Une question plus "philosophique" : quelle est l'ambition de Google dans le monde ?

Les grands indicateurs détaillants nos ambitions ont été affichés lors de la présentation denos nouveaux services lors de notre messe annuelle I/O. Le souhait est d'aller plus loin dans l'assistance des utilisateurs. Hier, le digital était l'ordinateur ; aujourd'hui, c'est le mobile, l'ordinateur, la tablette ; demain, la voiture connectée. Nous souhaitons que le web soit une expérience beaucoup plus naturelle pour les êtres humains. C'est la démarche de Google.

Et in fine, au-delà des services proposés, vers quoi tend Google ?

Cela fait cinq ans maintenant que je travaille dans cette firme. C'est une entreprise d'ingénieurs focalisée sur le service aux utilisateurs. Nos outils, comme search ou maps,ce sont le fil rouge qui conduisent notre action et notre ambition : faciliter la vie des gens. C'est aussi simple et aussi compliqué que cela.

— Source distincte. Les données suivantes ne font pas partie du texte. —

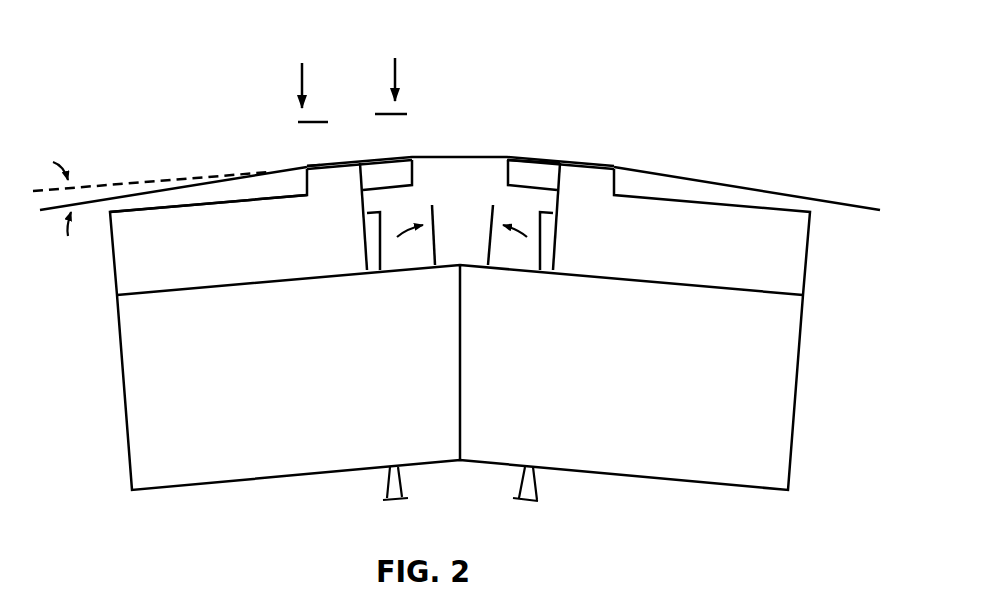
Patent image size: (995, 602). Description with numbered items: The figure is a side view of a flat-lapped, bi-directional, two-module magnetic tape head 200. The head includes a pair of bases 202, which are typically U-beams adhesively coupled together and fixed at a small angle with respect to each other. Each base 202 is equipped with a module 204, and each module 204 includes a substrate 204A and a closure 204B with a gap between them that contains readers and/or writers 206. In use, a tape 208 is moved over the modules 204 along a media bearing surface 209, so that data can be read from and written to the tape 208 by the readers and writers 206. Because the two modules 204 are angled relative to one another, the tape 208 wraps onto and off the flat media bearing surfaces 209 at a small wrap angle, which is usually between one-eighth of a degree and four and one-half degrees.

The magnetic tape head 200 is at (158, 114).
The base 202 is at (119, 367).
The module 204 is at (110, 262).
The substrate 204A is at (177, 235).
The closure 204B is at (508, 173).
The readers and/or writers 206 is at (366, 148).
The tape 208 is at (718, 180).
The media bearing surface 209 is at (308, 156).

Que répondez-vous à ces millions de citoyens qui sont méfiants face aux géants du web, les fameux GAFA (Google, Amazon, Facebook, Apple), dont Google est la première lettre de cet acronyme ?

Nous sommes très conscients de ces réticences. Google aspire à être un acteur responsable, en s'assurant que les plateformes soient propres et faciles d'utilisation. C'est important pour nous, mais aussi pour l'écosystème. Nous devons expliquer davantage ce que nous faisons, et pourquoi nous entreprenons ces choses-là. C'est une question de temps et de pédagogie.